To complicate matters further, California has a massive backlog of COVID-19 tests waiting to be processed. Of the roughly 90,000 coronavirus tests that have been administered there, about 65% are pending, according to data from the COVID Tracking Project.
Texas, meanwhile, has no testing backlog. While that's good news, Rohr-Allegrini said it doesn't necessarily mean Texas has a more accurate picture of its own coronavirus outbreak than California does. While the state's testing capacity has increased since the early days of the outbreak, it still isn't enough to show the full picture, she said.
"Texas' results are a better reflection of people we've chosen to test," she said.

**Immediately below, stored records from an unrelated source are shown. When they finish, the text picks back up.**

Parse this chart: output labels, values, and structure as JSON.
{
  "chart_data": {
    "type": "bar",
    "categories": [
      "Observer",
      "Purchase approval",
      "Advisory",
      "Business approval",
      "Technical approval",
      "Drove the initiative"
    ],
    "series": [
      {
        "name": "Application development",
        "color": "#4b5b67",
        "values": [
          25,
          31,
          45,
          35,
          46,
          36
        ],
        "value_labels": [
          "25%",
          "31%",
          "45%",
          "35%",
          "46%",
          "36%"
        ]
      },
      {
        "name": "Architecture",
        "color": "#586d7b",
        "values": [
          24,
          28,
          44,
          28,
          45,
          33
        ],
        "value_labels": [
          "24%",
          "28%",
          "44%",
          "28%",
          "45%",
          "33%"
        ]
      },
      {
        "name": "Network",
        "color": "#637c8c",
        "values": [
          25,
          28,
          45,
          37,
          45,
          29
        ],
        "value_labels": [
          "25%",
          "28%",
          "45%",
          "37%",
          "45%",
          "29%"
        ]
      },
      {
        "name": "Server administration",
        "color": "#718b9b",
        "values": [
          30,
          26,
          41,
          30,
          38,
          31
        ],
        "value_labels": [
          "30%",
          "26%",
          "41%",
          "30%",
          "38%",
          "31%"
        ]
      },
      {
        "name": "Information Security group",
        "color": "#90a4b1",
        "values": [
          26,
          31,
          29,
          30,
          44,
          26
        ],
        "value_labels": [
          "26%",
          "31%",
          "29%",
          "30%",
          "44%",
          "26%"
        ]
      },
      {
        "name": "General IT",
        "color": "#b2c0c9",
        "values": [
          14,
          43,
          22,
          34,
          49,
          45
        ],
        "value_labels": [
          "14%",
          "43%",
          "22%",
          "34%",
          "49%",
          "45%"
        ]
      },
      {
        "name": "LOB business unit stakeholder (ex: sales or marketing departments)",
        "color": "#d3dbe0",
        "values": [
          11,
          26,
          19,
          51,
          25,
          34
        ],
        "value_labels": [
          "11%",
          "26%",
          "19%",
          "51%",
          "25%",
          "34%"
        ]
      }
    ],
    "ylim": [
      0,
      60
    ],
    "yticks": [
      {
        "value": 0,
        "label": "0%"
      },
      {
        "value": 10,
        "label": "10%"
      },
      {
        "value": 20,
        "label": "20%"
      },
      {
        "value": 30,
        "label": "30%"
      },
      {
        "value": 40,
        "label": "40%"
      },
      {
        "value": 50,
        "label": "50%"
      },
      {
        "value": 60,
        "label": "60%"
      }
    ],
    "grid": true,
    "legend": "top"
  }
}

Despite that uncertainty, Texas has reason for guarded optimism, Rohr-Allegrini said. The state's mortality rate and hospitalization rate are lower than some other places in the country, she said. Also, the state is still fairly early in its outbreak, meaning it's still in a position to take action before its public health infrastructure gets overwhelmed. But that won't be the case for long, she said.
"We're not at worst-case scenario yet," she said. "We will be if we don't do anything."